Yes, you read that correctly. A Traplord-Politician-Neurosurgeon-Football Player. Impossible, right? Except, I don’t actually want my man to have all of those roles because, um hello, when is he supposed to spend time with me?? I’m (sorta) kidding.
But in simplest terms, my Traplord-Politician-Neurosurgeon-Football Player is just an acronym for the what I really want in a man I’m going to spend the rest of my life with. It is a profile of a man with all the qualities I love about myself, but also the qualities I wish I had.
Does that make sense? No? Okay, let’s break this down a little:
Traplord: No, I don’t actually want my man to be a drug Kingpin, but I do want him to have the qualities of a traplord. Before you bust out in hysterical laughter, hear me out here. A traplord is in charge, I mean, he’s a lord for Blue’s sake. He is focused. He is driven. He knows the difference between friends and associates. He is respected by all the people under him. He is ambitious. He has multiple hustles. He takes initiative, but he doesn’t take shit. I want that in a man. I want to marry a powerful, respected man because I plan to be both powerful and respected myself, but also because I want to marry a leader.

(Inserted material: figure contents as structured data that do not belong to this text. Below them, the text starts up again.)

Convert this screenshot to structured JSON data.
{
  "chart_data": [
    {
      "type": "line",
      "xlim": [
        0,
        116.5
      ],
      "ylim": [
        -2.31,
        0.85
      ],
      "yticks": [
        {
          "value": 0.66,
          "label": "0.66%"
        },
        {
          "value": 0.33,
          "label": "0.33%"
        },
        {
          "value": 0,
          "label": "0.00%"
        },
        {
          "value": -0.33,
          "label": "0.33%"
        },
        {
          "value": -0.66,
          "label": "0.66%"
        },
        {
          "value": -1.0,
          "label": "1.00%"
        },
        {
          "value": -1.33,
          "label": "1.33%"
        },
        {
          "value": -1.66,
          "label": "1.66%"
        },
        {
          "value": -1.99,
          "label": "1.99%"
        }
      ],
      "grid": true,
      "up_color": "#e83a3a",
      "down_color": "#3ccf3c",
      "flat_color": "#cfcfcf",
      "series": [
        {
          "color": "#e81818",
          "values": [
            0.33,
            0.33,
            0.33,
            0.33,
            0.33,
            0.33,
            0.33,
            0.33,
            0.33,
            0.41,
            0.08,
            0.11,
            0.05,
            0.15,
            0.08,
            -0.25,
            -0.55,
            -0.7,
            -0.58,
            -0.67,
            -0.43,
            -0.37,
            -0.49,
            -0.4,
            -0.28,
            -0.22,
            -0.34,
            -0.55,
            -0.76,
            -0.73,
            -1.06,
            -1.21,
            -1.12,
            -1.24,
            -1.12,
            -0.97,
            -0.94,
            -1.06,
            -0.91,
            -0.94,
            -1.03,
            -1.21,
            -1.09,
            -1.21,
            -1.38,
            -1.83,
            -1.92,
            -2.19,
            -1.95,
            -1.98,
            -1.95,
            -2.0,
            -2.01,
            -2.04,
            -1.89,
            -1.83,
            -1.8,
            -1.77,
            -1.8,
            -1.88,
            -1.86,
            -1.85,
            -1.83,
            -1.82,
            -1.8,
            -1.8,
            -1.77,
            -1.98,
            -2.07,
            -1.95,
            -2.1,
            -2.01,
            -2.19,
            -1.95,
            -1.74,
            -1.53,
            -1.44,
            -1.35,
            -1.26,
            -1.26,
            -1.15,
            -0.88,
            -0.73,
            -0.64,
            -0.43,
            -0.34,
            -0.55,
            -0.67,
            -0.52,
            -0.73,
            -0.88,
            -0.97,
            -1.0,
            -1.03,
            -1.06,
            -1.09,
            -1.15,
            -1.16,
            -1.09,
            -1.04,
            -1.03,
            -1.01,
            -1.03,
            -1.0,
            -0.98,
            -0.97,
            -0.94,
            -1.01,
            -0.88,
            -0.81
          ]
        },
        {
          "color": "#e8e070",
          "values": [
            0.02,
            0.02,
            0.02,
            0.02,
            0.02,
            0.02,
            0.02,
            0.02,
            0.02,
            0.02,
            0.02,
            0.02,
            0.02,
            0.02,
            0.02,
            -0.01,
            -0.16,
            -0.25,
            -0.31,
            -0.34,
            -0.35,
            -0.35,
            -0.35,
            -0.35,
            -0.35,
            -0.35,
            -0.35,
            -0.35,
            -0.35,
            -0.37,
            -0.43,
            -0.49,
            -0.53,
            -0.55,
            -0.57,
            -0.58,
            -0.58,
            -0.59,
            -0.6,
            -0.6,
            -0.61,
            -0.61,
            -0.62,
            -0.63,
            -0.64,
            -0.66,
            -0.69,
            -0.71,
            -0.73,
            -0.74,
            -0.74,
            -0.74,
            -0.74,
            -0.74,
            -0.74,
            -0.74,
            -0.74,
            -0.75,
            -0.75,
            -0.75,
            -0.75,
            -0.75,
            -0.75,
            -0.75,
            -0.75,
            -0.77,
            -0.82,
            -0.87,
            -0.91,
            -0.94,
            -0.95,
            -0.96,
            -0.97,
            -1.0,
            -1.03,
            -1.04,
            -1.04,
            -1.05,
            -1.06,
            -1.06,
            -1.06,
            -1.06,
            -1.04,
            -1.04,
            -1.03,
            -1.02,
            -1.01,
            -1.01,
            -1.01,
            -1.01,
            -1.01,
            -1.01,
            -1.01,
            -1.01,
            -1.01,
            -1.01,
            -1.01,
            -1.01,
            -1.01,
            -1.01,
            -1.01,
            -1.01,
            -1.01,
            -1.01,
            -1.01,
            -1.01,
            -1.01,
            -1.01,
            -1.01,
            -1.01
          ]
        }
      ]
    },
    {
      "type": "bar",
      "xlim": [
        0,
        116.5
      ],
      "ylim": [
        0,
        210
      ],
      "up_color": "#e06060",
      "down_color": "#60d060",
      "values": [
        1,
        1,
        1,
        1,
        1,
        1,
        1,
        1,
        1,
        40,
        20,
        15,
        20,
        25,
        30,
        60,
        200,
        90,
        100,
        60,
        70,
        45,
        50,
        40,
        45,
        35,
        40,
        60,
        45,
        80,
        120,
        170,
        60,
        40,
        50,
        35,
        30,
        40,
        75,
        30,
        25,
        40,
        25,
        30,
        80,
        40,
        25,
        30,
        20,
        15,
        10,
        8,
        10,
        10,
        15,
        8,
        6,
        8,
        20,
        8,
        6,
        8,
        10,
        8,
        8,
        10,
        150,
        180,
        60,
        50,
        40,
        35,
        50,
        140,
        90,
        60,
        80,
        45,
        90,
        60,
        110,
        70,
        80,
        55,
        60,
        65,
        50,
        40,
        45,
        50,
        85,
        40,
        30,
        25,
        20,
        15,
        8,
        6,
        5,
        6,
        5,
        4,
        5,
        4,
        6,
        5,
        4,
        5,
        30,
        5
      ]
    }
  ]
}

Which leads me to the next criteria…
Politician: If I am going to be spending nearly everyday with this man, I HAVE to want to listen to him talk. I want him to be charismatic and intelligent. I need a man that motivates the people around him, especially me. I want him to be so intellectually stimulating that it’s addicting. But most importantly, he has to be good at arguing with me. What I mean is that he has to, first, not be scared to argue with me. Secondly, he has to be able to respectfully disagree and correct me–constructively critical, not sarcastically condescending. Finally, He can’t argue just for the sake of arguing, because I want to be able to grow from every squabble. I want to learn from him, and grow with him.
Oh, and he has to be good with his words…if you catch my drift 😉
Neurosurgeon: This is probably the most confusing of the four requirements because it almost completely contradicts who I am. But it does make sense. I am such an aggressive person, and there is no way I could spend my life with someone as aggressive as myself. He’s going to be the Yin to my Yang. Although he is aggressive about reaching his goals, he must be a gentle soul. He needs to be slow to anger, because Lord knows I am far from that, no matter how hard I work to fix it. A neurosurgeon needs to be gentle and careful, have a steady hand, and work well under pressure because he has someone’s life in his hands. Das bae.
Football Player: Someone who dedicates so much time, effort, money, blood, sweat, and tears into something has to love it more than life. Passion in a man is so freaking sexy I can’t even begin to describe it. I think just the fact that a man can love something more than himself is so beautiful because it means he is capable of feeling a burning, euphoric love; a feeling that he will have for you. It also shows that he is capable of committing, working towards, and sacrificing for something bigger than himself.
So yea, maybe it is impossible for one man to be all 4 of these people, but it is possible for him to have all their qualities. I don’t think my standards are so unreasonable. Sure, not many men can fit this criteria, but that’s kind of the point isn’t it? I mean, your life partner has to be the one for you, not one of the many for you.
Keep your head, heels, and standards high, ladies.